The supermarket chain will pay fraud officers a fine and shareholders will be able to apply for compensation over the 2014 accounting scandal
March 28, 2017

Tesco 's (TSCO) 2014 accounting scandal continues to haunt it. The supermarket chain has agreed to pay a £129m fine to the Serious Fraud Office to avoid prosecution. It will also set up an £85m compensation scheme for investors and bondholders to satisfy the Financial Conduct Authority, after agreeing to a finding of market abuse.

IC TIP: Hold at 190p

In September 2014, Tesco revealed it had misstated profits during the first half of that year, to the eventual sum of £326m. This was a month after management announced it expected trading profit during the six months to mid-August to be in the region of £1.1bn. The group reported a £6.3bn loss in 2015.
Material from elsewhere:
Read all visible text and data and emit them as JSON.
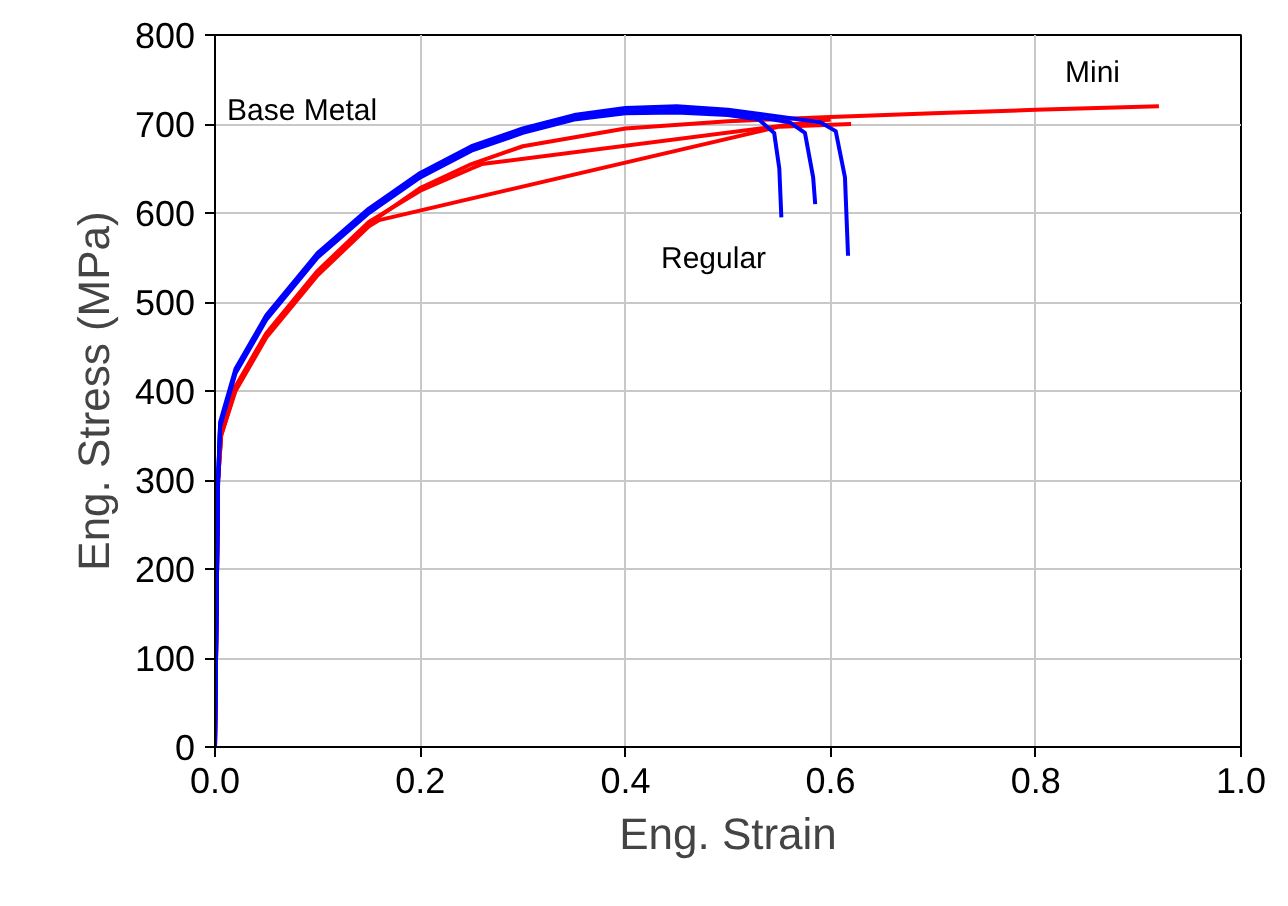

According to the group's auditor, KPMG, the compensation scheme is open to shareholders who purchased net company stock between 29 August and 19 September 2014. However, those affected will have to prove there was "genuine economic loss" during that timeframe. Each retail investor will be entitled to compensation of 24.5p per share purchased, plus interest at 4 per cent per year. The figures were calculated on the difference in the share price between market close on Friday 19 September 2014 and market close on Monday 22 September 2014.

Tesco shares didn't really budge in response to this news, even more impressive given a partial shareholder revolt over the impending merger with wholesale business Booker (BOK). Schroders (SDR) and Artisan Partners, who own 9 per cent of the supermarket chain between them, have expressed their dissatisfaction with the deal. They argue that management needs to focus on the company's own recovery first. Both Tesco and Booker shareholders have yet to vote on the deal, with few irrevocable acceptances achieved so far.